Given the equation 2C8H18 + 25O2 = 16 CO2 + 18H2O: How many moles of oxygen gas (O2) are consumed upon combustion of 2.20 L of octane ( D = 0.703 g/mL)?
yes
To determine the number of moles of oxygen gas (O2) consumed upon combustion of octane (C8H18), we need to convert the volume of octane to moles.
First, we need to calculate the mass of octane using its density and volume.
Density (D) = 0.703 g/mL
Volume = 2.20 L = 2200 mL
Mass of octane (C8H18) = Density x Volume
= 0.703 g/mL x 2200 mL
= 1544.6 g
Next, we need to convert the mass of octane to moles. We can use the molar mass of octane to do this.
Molar mass of octane (C8H18):
C: 8 atoms x atomic mass (12.01 g/mol) = 96.08 g/mol
H: 18 atoms x atomic mass (1.01 g/mol) = 18.18 g/mol
Total molar mass of octane = 96.08 g/mol + 18.18 g/mol
= 114.26 g/mol
Now we can calculate the number of moles of octane:
Moles = Mass / Molar mass
= 1544.6 g / 114.26 g/mol
= 13.51 mol
Based on the balanced chemical equation, each molecule of octane consumes 25 molecules of oxygen gas (O2).
Therefore, the number of moles of O2 consumed = 13.51 mol x 25 mol/mol
= 337.75 mol
So, 337.75 moles of oxygen gas (O2) are consumed upon the combustion of 2.20 L of octane.
To find the number of moles of oxygen gas consumed, we need to use the balanced chemical equation and the given amount of octane.
First, let's calculate the mass of octane (C8H18):
Mass = volume × density
Mass = 2.20 L × 0.703 g/mL = 1.546 g
Next, we convert the mass of octane to moles using its molar mass:
Molar mass of octane (C8H18) = 12.01 g/mol × 8 + 1.01 g/mol × 18 = 114.23 g/mol
Moles of octane = 1.546 g / 114.23 g/mol = 0.0135 mol
Now, we can use the balanced chemical equation to determine the mole ratio between octane and oxygen gas:
2C8H18 + 25O2 = 16CO2 + 18H2O
From the equation, we can see that 25 moles of O2 react with 2 moles of C8H18.

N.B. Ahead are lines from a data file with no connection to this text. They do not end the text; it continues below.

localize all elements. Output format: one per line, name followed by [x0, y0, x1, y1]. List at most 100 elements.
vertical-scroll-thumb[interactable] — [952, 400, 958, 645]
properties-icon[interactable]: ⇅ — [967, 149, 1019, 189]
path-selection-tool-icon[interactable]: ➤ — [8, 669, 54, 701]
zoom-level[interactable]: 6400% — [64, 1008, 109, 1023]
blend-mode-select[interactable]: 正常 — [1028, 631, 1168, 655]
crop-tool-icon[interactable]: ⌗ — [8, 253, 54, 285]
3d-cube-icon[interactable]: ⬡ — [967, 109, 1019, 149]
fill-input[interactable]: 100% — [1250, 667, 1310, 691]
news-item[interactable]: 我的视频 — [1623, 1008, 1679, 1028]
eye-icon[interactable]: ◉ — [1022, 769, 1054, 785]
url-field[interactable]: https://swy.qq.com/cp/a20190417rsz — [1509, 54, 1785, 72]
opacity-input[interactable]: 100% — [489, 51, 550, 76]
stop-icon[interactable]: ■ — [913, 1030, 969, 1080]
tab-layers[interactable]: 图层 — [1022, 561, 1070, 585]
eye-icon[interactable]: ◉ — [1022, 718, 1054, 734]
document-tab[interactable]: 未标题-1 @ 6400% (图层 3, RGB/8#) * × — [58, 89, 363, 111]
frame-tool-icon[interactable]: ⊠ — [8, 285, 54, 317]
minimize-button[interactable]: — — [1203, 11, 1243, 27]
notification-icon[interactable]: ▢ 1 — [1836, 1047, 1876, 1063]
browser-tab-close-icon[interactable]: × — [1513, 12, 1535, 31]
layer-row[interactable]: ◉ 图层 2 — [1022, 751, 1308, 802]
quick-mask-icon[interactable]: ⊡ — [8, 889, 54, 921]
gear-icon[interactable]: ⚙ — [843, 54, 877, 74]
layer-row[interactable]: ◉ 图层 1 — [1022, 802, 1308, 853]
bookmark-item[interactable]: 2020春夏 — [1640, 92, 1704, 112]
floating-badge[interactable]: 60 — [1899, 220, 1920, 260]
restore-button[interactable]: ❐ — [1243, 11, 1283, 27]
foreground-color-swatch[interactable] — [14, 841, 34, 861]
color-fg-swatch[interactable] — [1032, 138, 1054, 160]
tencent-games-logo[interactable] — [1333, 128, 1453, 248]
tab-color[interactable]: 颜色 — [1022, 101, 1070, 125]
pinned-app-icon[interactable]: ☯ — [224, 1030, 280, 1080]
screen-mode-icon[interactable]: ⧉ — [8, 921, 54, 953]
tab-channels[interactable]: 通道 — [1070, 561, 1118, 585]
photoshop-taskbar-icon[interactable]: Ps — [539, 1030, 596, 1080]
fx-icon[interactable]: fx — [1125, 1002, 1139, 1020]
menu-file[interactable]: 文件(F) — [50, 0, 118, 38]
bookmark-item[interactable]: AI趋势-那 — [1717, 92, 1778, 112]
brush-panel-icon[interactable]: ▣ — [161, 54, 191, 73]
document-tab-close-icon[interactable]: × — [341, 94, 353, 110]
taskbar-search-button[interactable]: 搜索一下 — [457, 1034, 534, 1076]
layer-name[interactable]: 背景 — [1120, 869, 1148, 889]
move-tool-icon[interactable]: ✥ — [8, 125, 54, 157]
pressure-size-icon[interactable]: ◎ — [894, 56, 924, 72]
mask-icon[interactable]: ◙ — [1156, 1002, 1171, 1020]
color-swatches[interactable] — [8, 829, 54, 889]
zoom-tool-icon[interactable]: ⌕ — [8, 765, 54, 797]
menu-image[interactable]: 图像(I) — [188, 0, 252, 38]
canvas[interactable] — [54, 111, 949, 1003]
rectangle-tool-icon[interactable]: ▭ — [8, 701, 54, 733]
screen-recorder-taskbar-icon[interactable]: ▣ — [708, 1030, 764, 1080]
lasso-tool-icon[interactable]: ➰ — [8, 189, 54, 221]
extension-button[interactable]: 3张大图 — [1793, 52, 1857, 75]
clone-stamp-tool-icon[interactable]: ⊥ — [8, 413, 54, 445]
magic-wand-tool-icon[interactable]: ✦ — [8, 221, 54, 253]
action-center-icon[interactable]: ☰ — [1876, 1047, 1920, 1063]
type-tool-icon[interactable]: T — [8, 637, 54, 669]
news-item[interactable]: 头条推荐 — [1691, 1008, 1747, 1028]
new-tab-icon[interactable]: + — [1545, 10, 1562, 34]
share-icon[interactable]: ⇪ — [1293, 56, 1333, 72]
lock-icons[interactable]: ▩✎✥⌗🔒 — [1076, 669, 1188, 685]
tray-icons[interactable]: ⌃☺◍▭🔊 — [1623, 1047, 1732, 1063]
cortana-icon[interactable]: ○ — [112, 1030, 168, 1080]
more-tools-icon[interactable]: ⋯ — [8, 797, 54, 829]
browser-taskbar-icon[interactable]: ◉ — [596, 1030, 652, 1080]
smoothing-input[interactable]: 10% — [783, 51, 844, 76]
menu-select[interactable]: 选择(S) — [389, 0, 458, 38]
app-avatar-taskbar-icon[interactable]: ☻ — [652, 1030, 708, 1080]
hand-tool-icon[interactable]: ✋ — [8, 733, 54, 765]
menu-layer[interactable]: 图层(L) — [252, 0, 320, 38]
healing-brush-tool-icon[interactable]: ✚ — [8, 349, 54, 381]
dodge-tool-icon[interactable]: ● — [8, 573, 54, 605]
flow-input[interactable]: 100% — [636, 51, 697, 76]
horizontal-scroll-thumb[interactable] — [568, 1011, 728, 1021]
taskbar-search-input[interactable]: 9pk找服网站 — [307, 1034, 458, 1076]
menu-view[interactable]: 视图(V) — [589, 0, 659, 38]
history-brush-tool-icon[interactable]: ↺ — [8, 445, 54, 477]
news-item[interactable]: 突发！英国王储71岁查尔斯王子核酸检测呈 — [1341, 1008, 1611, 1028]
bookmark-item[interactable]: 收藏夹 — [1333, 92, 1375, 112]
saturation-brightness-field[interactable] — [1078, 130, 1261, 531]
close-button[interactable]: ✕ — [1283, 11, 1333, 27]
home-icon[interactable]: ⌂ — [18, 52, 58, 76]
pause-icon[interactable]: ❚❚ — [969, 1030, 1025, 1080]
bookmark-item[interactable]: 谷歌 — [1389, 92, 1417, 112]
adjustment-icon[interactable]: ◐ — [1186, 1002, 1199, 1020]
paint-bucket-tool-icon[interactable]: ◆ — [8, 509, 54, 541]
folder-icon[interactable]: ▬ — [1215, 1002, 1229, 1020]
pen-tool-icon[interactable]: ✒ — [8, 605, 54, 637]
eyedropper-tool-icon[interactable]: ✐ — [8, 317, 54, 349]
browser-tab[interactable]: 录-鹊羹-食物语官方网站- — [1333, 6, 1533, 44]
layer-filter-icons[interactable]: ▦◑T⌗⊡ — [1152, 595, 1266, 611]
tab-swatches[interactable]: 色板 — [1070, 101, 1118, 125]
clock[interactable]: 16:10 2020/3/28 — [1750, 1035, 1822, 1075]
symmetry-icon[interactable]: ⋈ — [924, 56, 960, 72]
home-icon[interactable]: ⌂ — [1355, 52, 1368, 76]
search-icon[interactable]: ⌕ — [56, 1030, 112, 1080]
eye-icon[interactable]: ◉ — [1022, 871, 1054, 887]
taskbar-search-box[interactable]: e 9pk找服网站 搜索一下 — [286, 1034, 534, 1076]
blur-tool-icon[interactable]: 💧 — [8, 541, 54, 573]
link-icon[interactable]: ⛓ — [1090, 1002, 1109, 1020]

Therefore, the moles of O2 consumed = (25 mol O2 / 2 mol C8H18) × 0.0135 mol C8H18
= 0.16875 mol O2
So, approximately, 0.16875 moles of oxygen gas (O2) are consumed upon combustion of 2.20 L of octane.
well, since all the compounds are gases, you can use the law of volumes to surmise
2*1.1 liters octane
25*1.1 liters oxygen
16*1.1 liters carbon dioxide
18*1.1 liters water vapor.
So moles of O2? it will be (25*1.1)/22.4 moles O2. No need to worry about temp, pressure, because all the gases are at same temp, pressure.